Nichols remains convinced that a researcher will take up his cause soon. Meanwhile, with no regular salary (he isn’t paid by the California Academy of Sciences), he has struggled to support his wife, Dana, who manages Slowcoast, and their two grade-school-age daughters while marshaling his neuro-conservation drive. His solution is 100BlueAngels.org, a site he established earlier this year that asks people to support him with monthly contributions. Recently, he was on pace to bring in what would amount to a $43,000 salary. He supplements this with modeling gigs, which he’s taken since college (look for his mug in Gap stores during the holidays), but has had to borrow against his home and take a $10,000 loan from his father.

“People ask me, ‘Why don’t you sock this idea away until you can get the money and do the research yourself—be the pioneering guy and get all the credit?’ ” Nichols says. “That’s just not as interesting to me. I’d rather hang it out there. Throw a conference. Create the chatter. And hopefully inspire some neuroscientists to ask some of these questions.”

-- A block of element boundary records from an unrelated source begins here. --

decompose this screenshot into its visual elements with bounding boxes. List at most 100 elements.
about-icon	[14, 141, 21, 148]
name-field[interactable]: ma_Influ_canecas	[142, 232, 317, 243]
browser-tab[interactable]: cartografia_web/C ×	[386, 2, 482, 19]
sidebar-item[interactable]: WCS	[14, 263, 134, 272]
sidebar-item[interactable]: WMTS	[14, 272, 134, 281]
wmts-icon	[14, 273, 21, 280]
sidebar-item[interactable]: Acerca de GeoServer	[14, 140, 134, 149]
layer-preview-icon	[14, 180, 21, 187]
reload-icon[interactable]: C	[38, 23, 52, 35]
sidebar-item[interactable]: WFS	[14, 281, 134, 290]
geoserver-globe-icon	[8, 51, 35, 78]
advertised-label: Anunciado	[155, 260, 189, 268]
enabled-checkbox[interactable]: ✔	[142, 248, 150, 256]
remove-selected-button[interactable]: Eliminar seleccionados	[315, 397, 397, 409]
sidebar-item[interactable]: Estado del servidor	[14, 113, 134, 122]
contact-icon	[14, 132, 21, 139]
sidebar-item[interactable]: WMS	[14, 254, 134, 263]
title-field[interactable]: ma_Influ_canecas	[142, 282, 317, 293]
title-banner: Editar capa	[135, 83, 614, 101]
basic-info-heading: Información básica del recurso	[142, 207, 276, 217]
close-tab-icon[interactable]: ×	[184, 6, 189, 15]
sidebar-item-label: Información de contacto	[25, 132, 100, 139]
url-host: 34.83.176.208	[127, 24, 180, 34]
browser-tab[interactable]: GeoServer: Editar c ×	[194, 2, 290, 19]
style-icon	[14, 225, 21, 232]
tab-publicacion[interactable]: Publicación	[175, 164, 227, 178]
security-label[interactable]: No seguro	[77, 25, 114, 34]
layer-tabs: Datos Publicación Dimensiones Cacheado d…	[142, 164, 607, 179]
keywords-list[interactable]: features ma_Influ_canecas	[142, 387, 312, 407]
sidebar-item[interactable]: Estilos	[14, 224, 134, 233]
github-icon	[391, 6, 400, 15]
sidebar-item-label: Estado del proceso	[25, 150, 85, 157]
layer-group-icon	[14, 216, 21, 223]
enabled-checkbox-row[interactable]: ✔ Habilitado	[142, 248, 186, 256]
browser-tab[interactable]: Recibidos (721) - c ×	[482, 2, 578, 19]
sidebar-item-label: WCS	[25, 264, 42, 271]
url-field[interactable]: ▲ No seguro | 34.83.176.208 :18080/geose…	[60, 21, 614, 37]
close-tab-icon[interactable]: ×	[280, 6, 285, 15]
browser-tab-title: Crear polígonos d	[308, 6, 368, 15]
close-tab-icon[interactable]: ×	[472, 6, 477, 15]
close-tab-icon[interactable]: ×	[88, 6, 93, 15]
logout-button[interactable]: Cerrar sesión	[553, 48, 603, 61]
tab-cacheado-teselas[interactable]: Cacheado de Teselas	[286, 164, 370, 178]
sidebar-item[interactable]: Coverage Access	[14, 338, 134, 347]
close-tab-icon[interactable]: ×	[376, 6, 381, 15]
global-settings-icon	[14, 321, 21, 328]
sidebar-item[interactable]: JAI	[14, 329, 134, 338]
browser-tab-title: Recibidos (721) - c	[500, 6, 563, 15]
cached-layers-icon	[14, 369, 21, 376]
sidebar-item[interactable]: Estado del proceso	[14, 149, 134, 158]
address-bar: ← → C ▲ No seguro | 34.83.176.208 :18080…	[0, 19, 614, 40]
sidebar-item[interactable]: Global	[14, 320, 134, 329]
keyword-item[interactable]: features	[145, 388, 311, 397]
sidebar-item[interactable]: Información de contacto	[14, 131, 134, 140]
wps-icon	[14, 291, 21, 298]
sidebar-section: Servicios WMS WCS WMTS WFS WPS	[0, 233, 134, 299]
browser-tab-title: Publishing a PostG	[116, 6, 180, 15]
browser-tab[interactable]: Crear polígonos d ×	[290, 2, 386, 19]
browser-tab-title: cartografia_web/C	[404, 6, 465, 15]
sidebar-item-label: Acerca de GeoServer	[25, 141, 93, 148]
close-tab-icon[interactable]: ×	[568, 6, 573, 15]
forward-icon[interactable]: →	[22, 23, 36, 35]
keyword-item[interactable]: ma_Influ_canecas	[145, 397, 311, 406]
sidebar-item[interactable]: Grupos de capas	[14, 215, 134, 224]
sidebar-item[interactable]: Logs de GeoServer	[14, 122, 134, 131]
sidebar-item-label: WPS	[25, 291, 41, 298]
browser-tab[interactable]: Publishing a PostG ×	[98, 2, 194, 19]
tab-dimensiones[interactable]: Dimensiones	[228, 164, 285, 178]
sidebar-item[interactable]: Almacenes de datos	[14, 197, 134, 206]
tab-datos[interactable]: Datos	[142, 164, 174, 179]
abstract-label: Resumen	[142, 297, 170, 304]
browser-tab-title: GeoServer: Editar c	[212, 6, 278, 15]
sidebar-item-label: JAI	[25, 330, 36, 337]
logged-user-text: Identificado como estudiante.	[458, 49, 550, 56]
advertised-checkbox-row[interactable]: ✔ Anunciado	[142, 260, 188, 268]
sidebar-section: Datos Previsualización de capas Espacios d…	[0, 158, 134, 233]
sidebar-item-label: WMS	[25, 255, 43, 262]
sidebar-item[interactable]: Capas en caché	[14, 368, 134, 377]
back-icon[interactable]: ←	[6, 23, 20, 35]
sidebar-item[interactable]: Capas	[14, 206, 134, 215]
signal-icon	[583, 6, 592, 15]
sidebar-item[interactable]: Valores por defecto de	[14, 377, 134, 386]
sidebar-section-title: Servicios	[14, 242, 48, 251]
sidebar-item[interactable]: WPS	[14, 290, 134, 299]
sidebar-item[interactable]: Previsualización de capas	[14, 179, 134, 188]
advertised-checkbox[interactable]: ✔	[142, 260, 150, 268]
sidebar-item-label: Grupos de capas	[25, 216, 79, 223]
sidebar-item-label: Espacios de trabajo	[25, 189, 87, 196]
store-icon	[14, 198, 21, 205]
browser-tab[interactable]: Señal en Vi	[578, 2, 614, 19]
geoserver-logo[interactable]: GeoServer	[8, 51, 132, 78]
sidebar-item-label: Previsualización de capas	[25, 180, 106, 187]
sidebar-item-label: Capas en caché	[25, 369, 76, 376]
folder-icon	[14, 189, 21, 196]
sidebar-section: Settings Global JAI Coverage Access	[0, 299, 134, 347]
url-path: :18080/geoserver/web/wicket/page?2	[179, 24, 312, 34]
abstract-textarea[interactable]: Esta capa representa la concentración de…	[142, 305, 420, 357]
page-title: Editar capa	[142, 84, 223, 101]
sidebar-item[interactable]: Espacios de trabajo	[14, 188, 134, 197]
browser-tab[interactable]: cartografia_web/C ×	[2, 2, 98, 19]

NICHOLS DOES THROW a hell of a conference. This past June, for his Bluemind Summit, which he billed as a gathering that would “forever link the studies of mind and ocean,” Nichols wrangled a remarkably eclectic mix of neuro-nerds, greens, adventurers, futurists, artists, a video-game inventor, a high-end realtor, and one very gnarly big-wave surfer to the Academy of Sciences for a marathon day of presentations. The lineup alone demonstrated Nichols’s flair for making science both relevant and accessible.

Early on, Eric Johnson, a nattily attired realtor with Sotheby’s, cited the premium people are willing to pay for a water view. “We can see the storms or pirates approaching,” said Johnson, noting that wealthy owners of high-rise apartments are automatic environmentalists because “clean, clear water keeps property values up.” Marcus Eriksen, a marine scientist known for a 2008 crossing of the Pacific in his Junk, a raft made primarily of plastic debris, discussed our basic biological reasons for living on the seashore: lots of food and few predators. Ocean activist Fabien Cousteau noted that humans and whales share the mammalian reflex, which allows us to stay underwater for long periods without breathing, while Maverick’s surfer Jeff Clark talked about his learned ability to sense things like the presence of sharks. “Listening to the feedback that the ocean provides will keep you surfing for years,” he concluded.

There were some lighter touches. A cellist kicked things off with a medley “full of ocean-ness”—a Nichols request—and each presenter was introduced with a six-word bio (“passion, teacher, vegetables…”). At one point, Jaimal Yogis, author of Salt-water Buddha, about his quest to find Zen through surfing, led everyone in meditation. Hugs happened.